We need a common language for skills

Mar 19, 2020 | Sector & policy

You say tomato, I say tomayto, ISE CEO Stephen Isherwood ponders whether we should call the whole debate off and agree a common base language for employability skills

The first paid job I had was to deliver 38 newspapers, six mornings a week, come rain, hail, hurricane, fog, sleet, snow, moonlight or sunshine.

At the newsagents by 6:30am, along with a dozen other half-asleep teenagers to collect dayglo bags stuffed with the day’s papers, then off I’d cycle to the north end of town.

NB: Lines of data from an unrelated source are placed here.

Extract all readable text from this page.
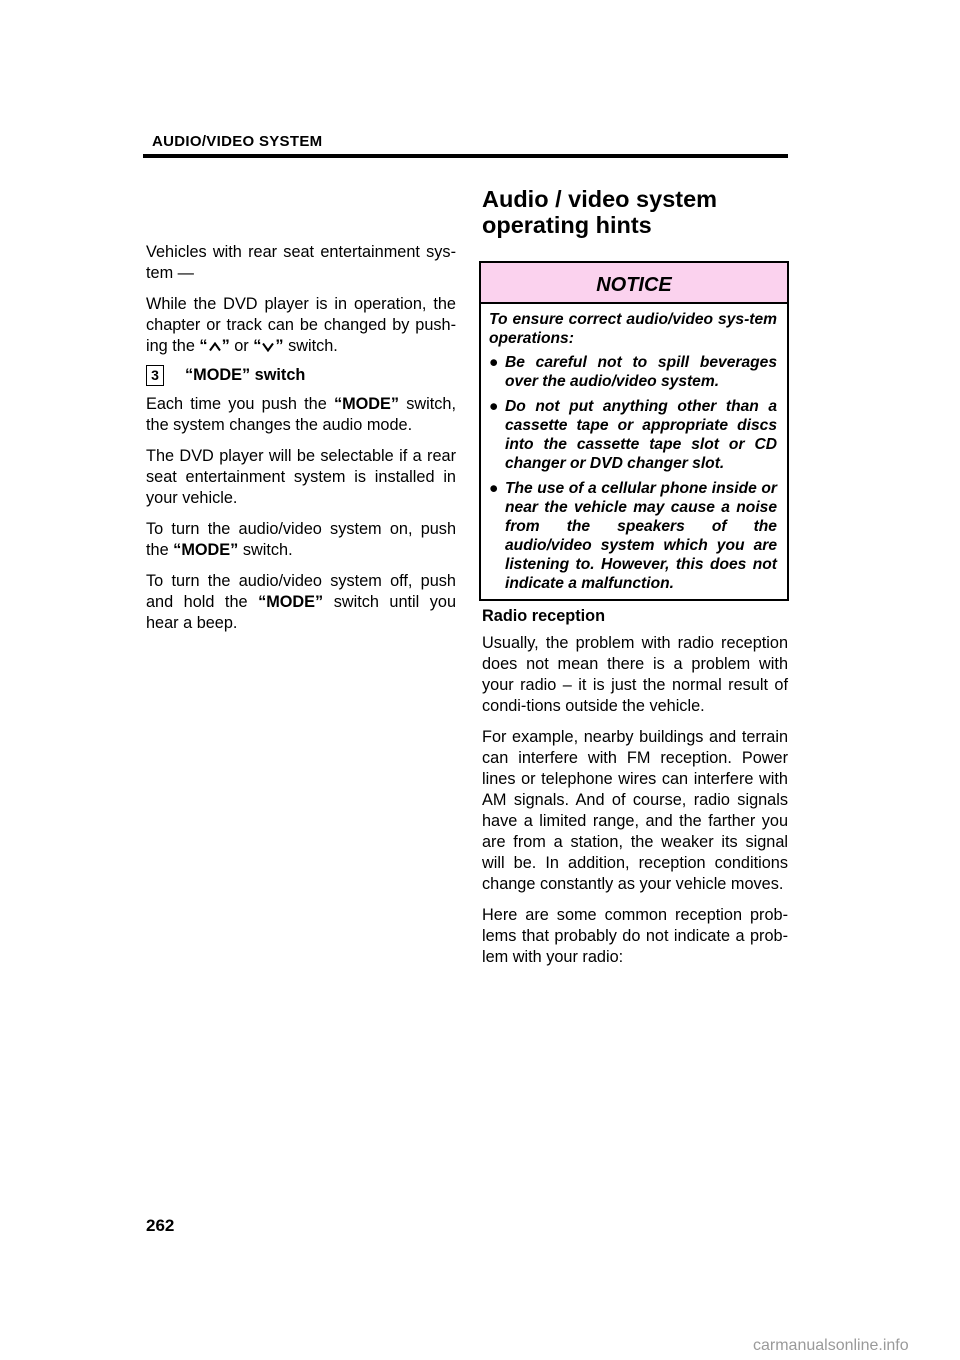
AUDIO/VIDEO SYSTEM
Audio / video system operating hints

Vehicles with rear seat entertainment sys-tem —

While the DVD player is in operation, the chapter or track can be changed by push-ing the “ ” or “ ” switch.

3	“MODE” switch

Each time you push the “MODE” switch, the system changes the audio mode.

The DVD player will be selectable if a rear seat entertainment system is installed in your vehicle.

To turn the audio/video system on, push the “MODE” switch.

To turn the audio/video system off, push and hold the “MODE” switch until you hear a beep.

NOTICE

To ensure correct audio/video sys-tem operations:

● Be careful not to spill beverages over the audio/video system.
● Do not put anything other than a cassette tape or appropriate discs into the cassette tape slot or CD changer or DVD changer slot.
● The use of a cellular phone inside or near the vehicle may cause a noise from the speakers of the audio/video system which you are listening to. However, this does not indicate a malfunction.
Radio reception

Usually, the problem with radio reception does not mean there is a problem with your radio – it is just the normal result of condi-tions outside the vehicle.

For example, nearby buildings and terrain can interfere with FM reception. Power lines or telephone wires can interfere with AM signals. And of course, radio signals have a limited range, and the farther you are from a station, the weaker its signal will be. In addition, reception conditions change constantly as your vehicle moves.

Here are some common reception prob-lems that probably do not indicate a prob-lem with your radio:

262
carmanualsonline.info
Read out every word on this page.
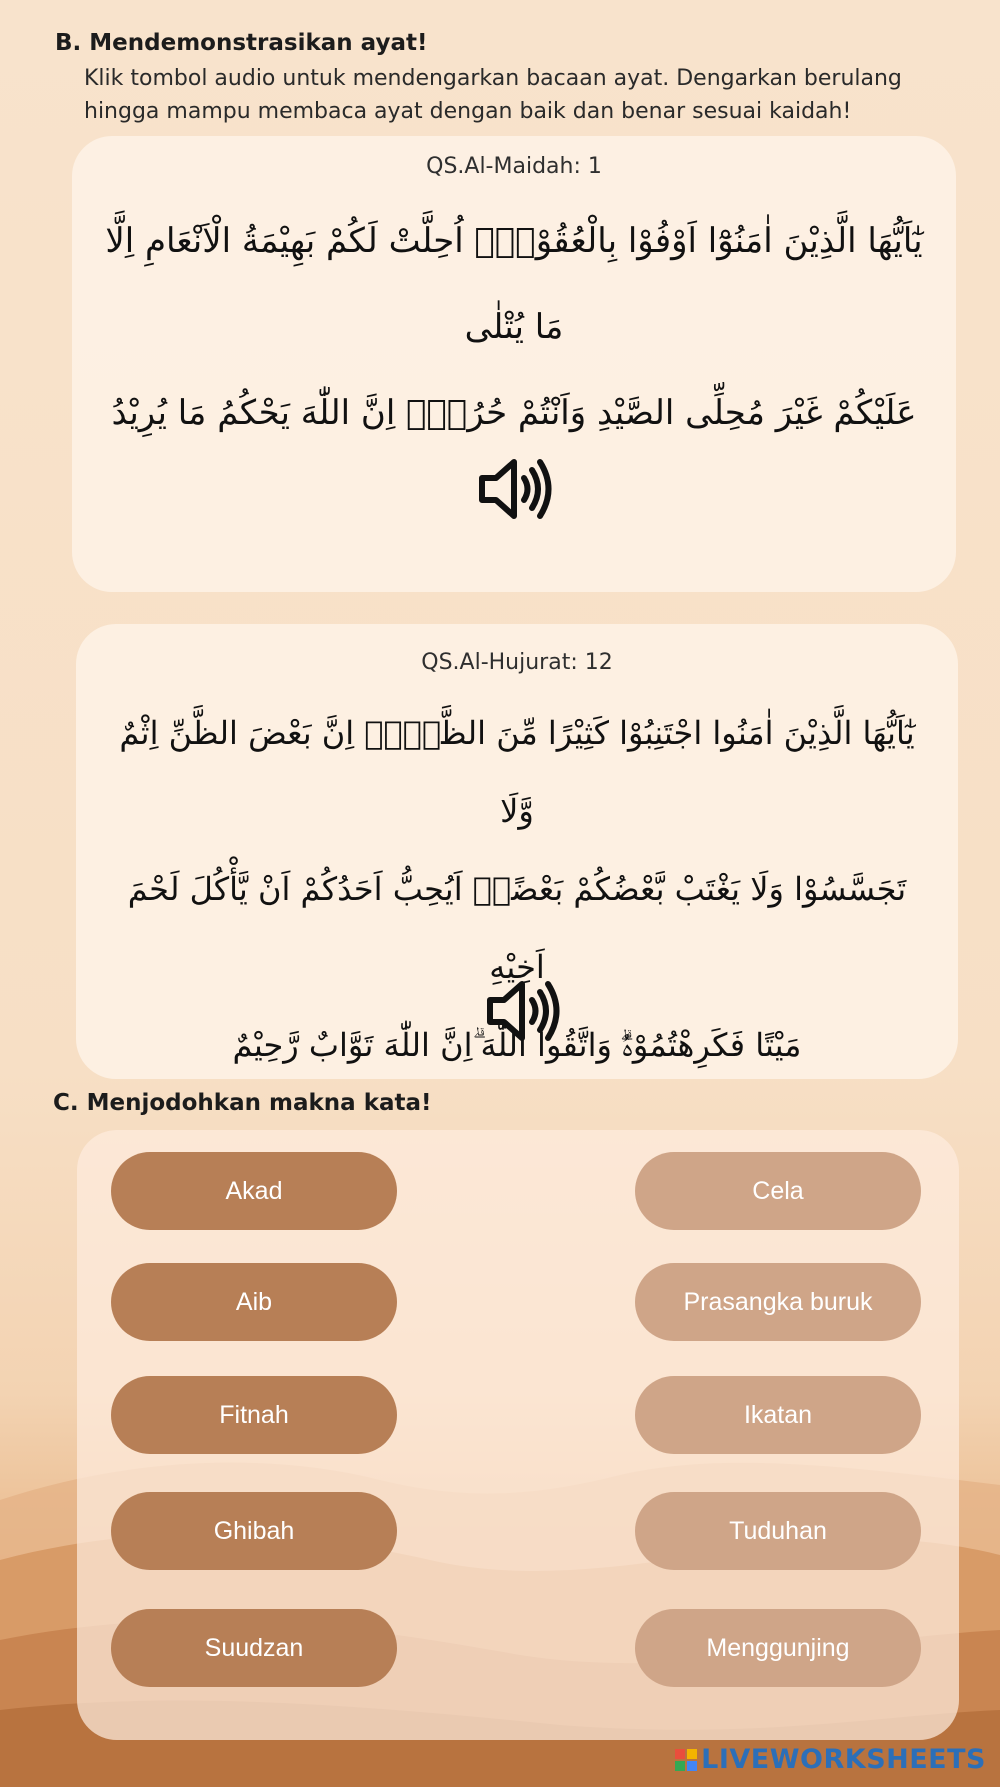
B. Mendemonstrasikan ayat!
Klik tombol audio untuk mendengarkan bacaan ayat. Dengarkan berulang hingga mampu membaca ayat dengan baik dan benar sesuai kaidah!
QS.Al-Maidah: 1
يٰٓاَيُّهَا الَّذِيْنَ اٰمَنُوْٓا اَوْفُوْا بِالْعُقُوْدِۗ اُحِلَّتْ لَكُمْ بَهِيْمَةُ الْاَنْعَامِ اِلَّا مَا يُتْلٰى
عَلَيْكُمْ غَيْرَ مُحِلِّى الصَّيْدِ وَاَنْتُمْ حُرُمٌۗ اِنَّ اللّٰهَ يَحْكُمُ مَا يُرِيْدُ
QS.Al-Hujurat: 12
يٰٓاَيُّهَا الَّذِيْنَ اٰمَنُوا اجْتَنِبُوْا كَثِيْرًا مِّنَ الظَّنِّۖ اِنَّ بَعْضَ الظَّنِّ اِثْمٌ وَّلَا
تَجَسَّسُوْا وَلَا يَغْتَبْ بَّعْضُكُمْ بَعْضًاۗ اَيُحِبُّ اَحَدُكُمْ اَنْ يَّأْكُلَ لَحْمَ اَخِيْهِ
مَيْتًا فَكَرِهْتُمُوْهُۗ وَاتَّقُوا اللّٰهَ ۗاِنَّ اللّٰهَ تَوَّابٌ رَّحِيْمٌ
C. Menjodohkan makna kata!
Akad
Aib
Fitnah
Ghibah
Suudzan
Cela
Prasangka buruk
Ikatan
Tuduhan
Menggunjing
LIVEWORKSHEETS
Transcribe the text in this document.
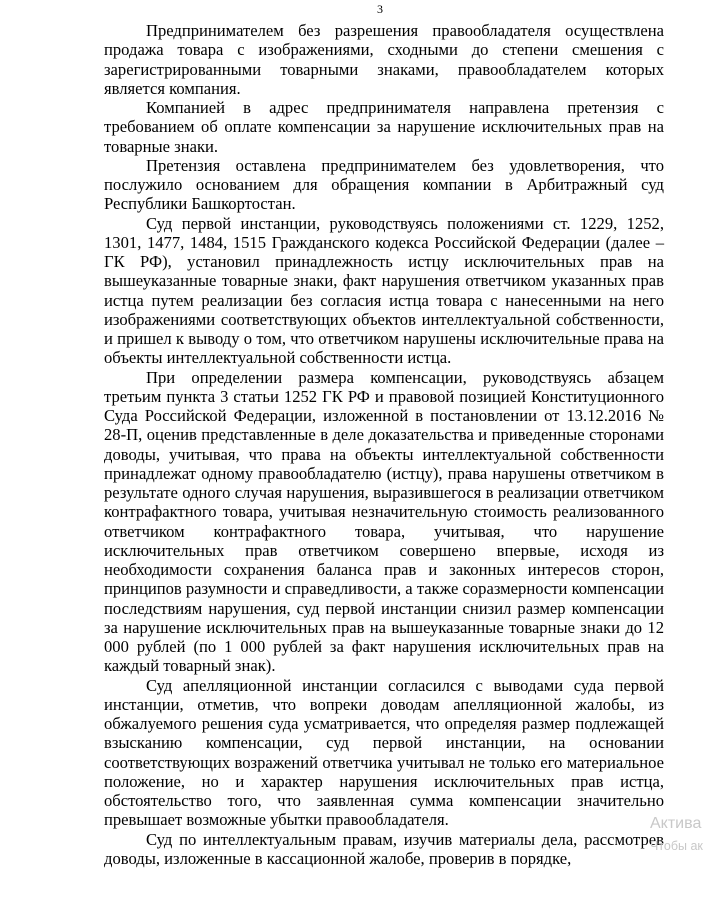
3

Предпринимателем без разрешения правообладателя осуществлена продажа товара с изображениями, сходными до степени смешения с зарегистрированными товарными знаками, правообладателем которых является компания.

Компанией в адрес предпринимателя направлена претензия с требованием об оплате компенсации за нарушение исключительных прав на товарные знаки.

Претензия оставлена предпринимателем без удовлетворения, что послужило основанием для обращения компании в Арбитражный суд Республики Башкортостан.

Суд первой инстанции, руководствуясь положениями ст. 1229, 1252, 1301, 1477, 1484, 1515 Гражданского кодекса Российской Федерации (далее – ГК РФ), установил принадлежность истцу исключительных прав на вышеуказанные товарные знаки, факт нарушения ответчиком указанных прав истца путем реализации без согласия истца товара с нанесенными на него изображениями соответствующих объектов интеллектуальной собственности, и пришел к выводу о том, что ответчиком нарушены исключительные права на объекты интеллектуальной собственности истца.

При определении размера компенсации, руководствуясь абзацем третьим пункта 3 статьи 1252 ГК РФ и правовой позицией Конституционного Суда Российской Федерации, изложенной в постановлении от 13.12.2016 № 28-П, оценив представленные в деле доказательства и приведенные сторонами доводы, учитывая, что права на объекты интеллектуальной собственности принадлежат одному правообладателю (истцу), права нарушены ответчиком в результате одного случая нарушения, выразившегося в реализации ответчиком контрафактного товара, учитывая незначительную стоимость реализованного ответчиком контрафактного товара, учитывая, что нарушение исключительных прав ответчиком совершено впервые, исходя из необходимости сохранения баланса прав и законных интересов сторон, принципов разумности и справедливости, а также соразмерности компенсации последствиям нарушения, суд первой инстанции снизил размер компенсации за нарушение исключительных прав на вышеуказанные товарные знаки до 12 000 рублей (по 1 000 рублей за факт нарушения исключительных прав на каждый товарный знак).

Суд апелляционной инстанции согласился с выводами суда первой инстанции, отметив, что вопреки доводам апелляционной жалобы, из обжалуемого решения суда усматривается, что определяя размер подлежащей взысканию компенсации, суд первой инстанции, на основании соответствующих возражений ответчика учитывал не только его материальное положение, но и характер нарушения исключительных прав истца, обстоятельство того, что заявленная сумма компенсации значительно превышает возможные убытки правообладателя.

Суд по интеллектуальным правам, изучив материалы дела, рассмотрев доводы, изложенные в кассационной жалобе, проверив в порядке,

Актива
Чтобы ак
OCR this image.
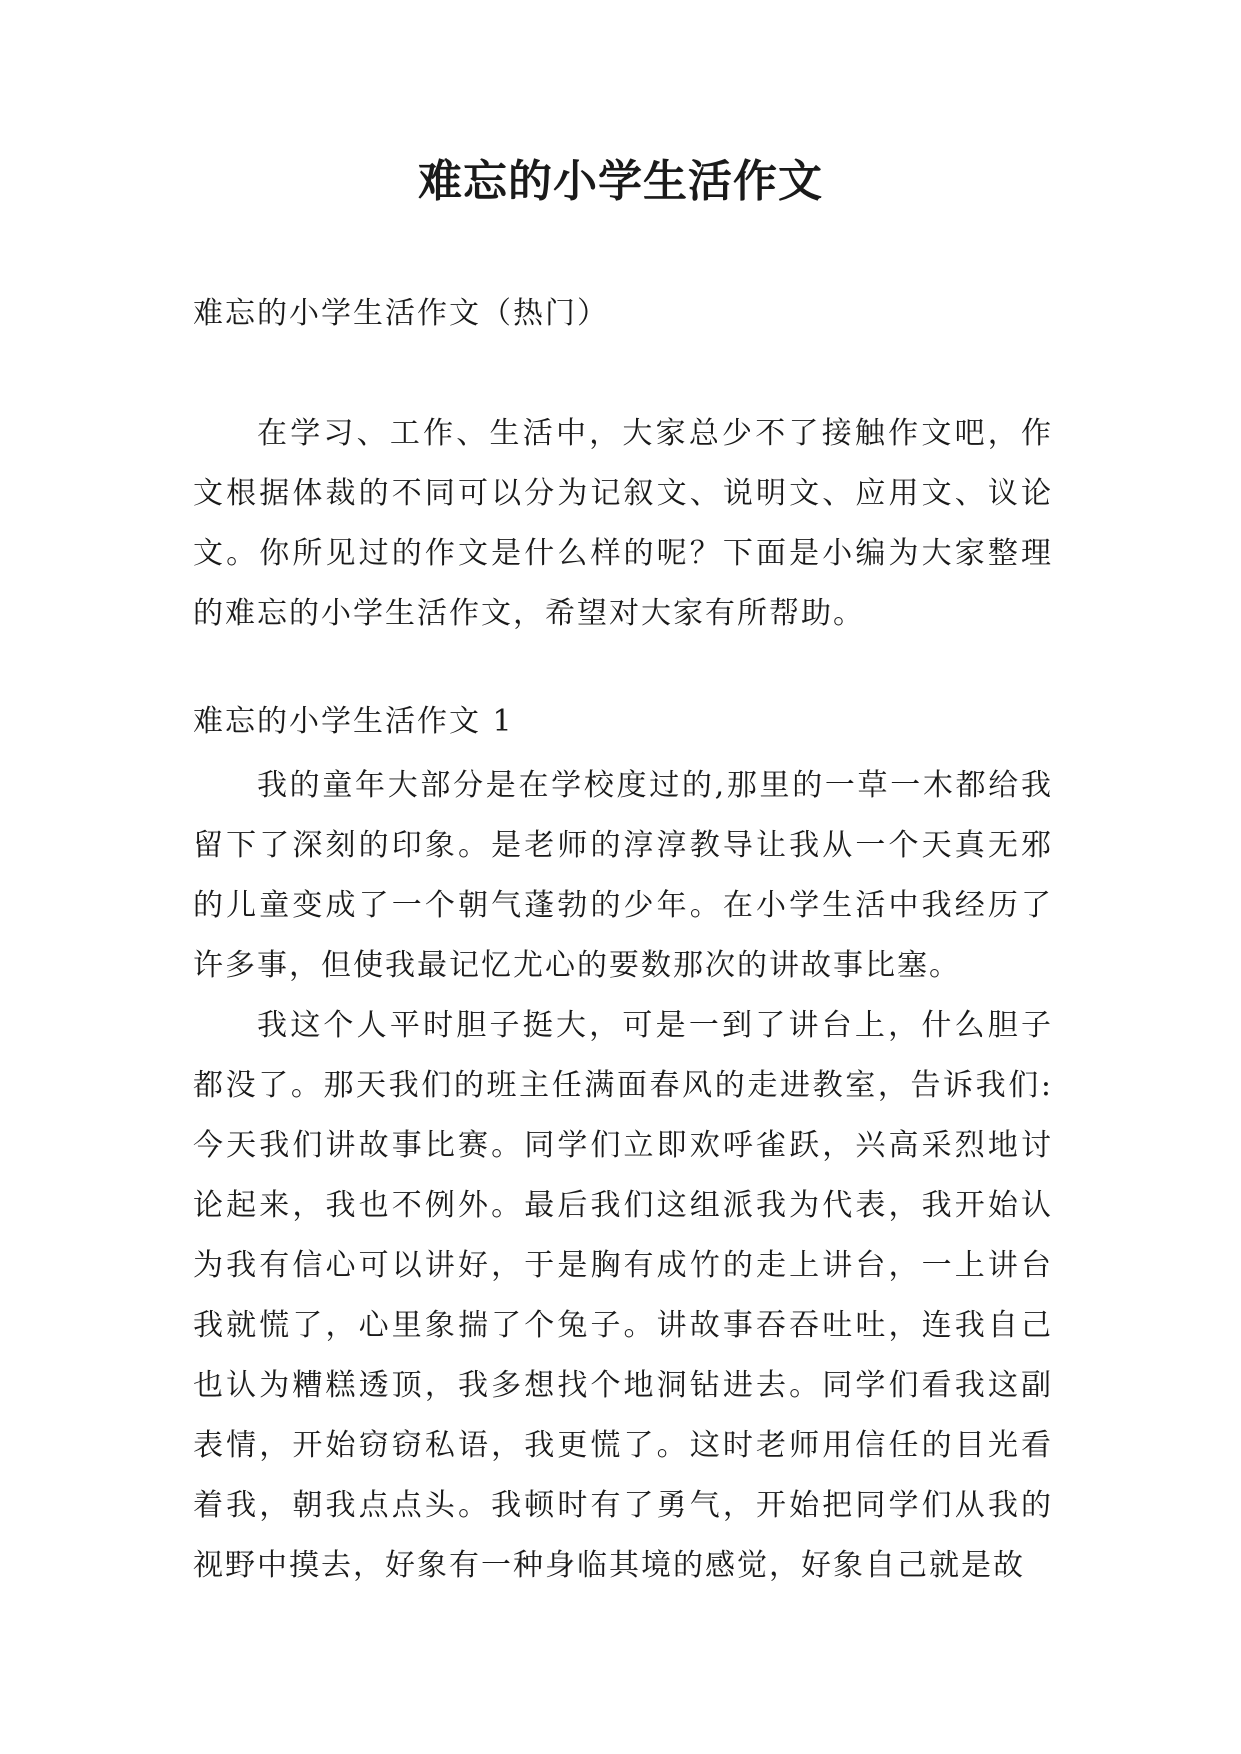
难忘的小学生活作文
难忘的小学生活作文（热门）

在学习、工作、生活中，大家总少不了接触作文吧，作文根据体裁的不同可以分为记叙文、说明文、应用文、议论文。你所见过的作文是什么样的呢？下面是小编为大家整理的难忘的小学生活作文，希望对大家有所帮助。

难忘的小学生活作文 1

我的童年大部分是在学校度过的,那里的一草一木都给我留下了深刻的印象。是老师的淳淳教导让我从一个天真无邪的儿童变成了一个朝气蓬勃的少年。在小学生活中我经历了许多事，但使我最记忆尤心的要数那次的讲故事比塞。

我这个人平时胆子挺大，可是一到了讲台上，什么胆子都没了。那天我们的班主任满面春风的走进教室，告诉我们:今天我们讲故事比赛。同学们立即欢呼雀跃，兴高采烈地讨论起来，我也不例外。最后我们这组派我为代表，我开始认为我有信心可以讲好，于是胸有成竹的走上讲台，一上讲台我就慌了，心里象揣了个兔子。讲故事吞吞吐吐，连我自己也认为糟糕透顶，我多想找个地洞钻进去。同学们看我这副表情，开始窃窃私语，我更慌了。这时老师用信任的目光看着我，朝我点点头。我顿时有了勇气，开始把同学们从我的视野中摸去，好象有一种身临其境的感觉，好象自己就是故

Now before I come over all Monty Python, I-used-to-lick-the-road-clean-half-an-hour-before-I-got-up, I should point out that my mum stopped me doing this paper-round because she thought it was affecting my studies (she was half right, I was more awake when I next went to school but didn’t exactly work harder).

Mum was prescient.

The proportion of teens with part-time jobs has halved over the last twenty years according to the Resolution Foundation, often due to pressure to achieve good grades.

But it is through experience that students start to understand the workplace. Through a mix of paper-rounds, summers washing dishes and Saturdays stacking shelves, I learnt to be punctual, deal with some awkward people and get stuff done.

Confusion

Socrates implored his students to examine their own lives. We are still struggling to develop self-awareness some 2,400 years later. Both careers services and employers agree that even when students have gained experience from work, volunteering, or any activity of merit they did of their own volition, often they can’t translate it into the world of word. Our skills terminology doesn’t help. According to our latest Development Survey, the top five skills employers seek are: teamwork, interpersonal skills, listening, problem solving, taking responsibility and time management. The scarcest are self-awareness, resilience and business appropriate communication skills.

A shelf in an ISE cupboard is stacked full of reports on the UK’s skills and productivity crisis. All are good at analysing our problem, some even make a good stab at suggesting solutions. But every report invariably includes a unique skills matrix.

And every student employer also has their own competency grid that defines a successful graduate. And every university has a map of attributes that allows their students to follow a unique path.

A common language

At this point it’s worth noting that technical skills are in a different category. Recruiters of accountants, marketeers, lawyers, salespeople, scientists, techies and engineers have differing industry specific technical requirements.

But when it comes to core skills (another term employability specialists argue about) we do a disservice to students. You say tomato, I say tomayto. Teamwork or collaboration skills, organization skills or time management, resilience or flexibility, business acumen or commercial awareness. We should call the whole debate off and agree a common base language to work from.

Mathew Taylor in his ‘Good Work’ report called on “Government [to] seek to develop a unified framework of employability skills and encourage stakeholders to use this framework”. The best chance of doing this, in schools at least, is the Skills Builder Partnership founded by Tom Ravenscroft. Using straightforward language and supported by a range of employers and others, including the Gatsby Foundation and the Careers & Enterprise Company, the framework can be used to give clear direction to students.

‘What do employers want?’, is the question I’m asked most often. A common framework we could all build from would reduce confusion amongst students and help them focus on the skills they need to develop for work (and life).

Another thing I learnt after an Easter holiday washing dishes for only £3 a shift: ask how much I was getting paid before I received my pay packet.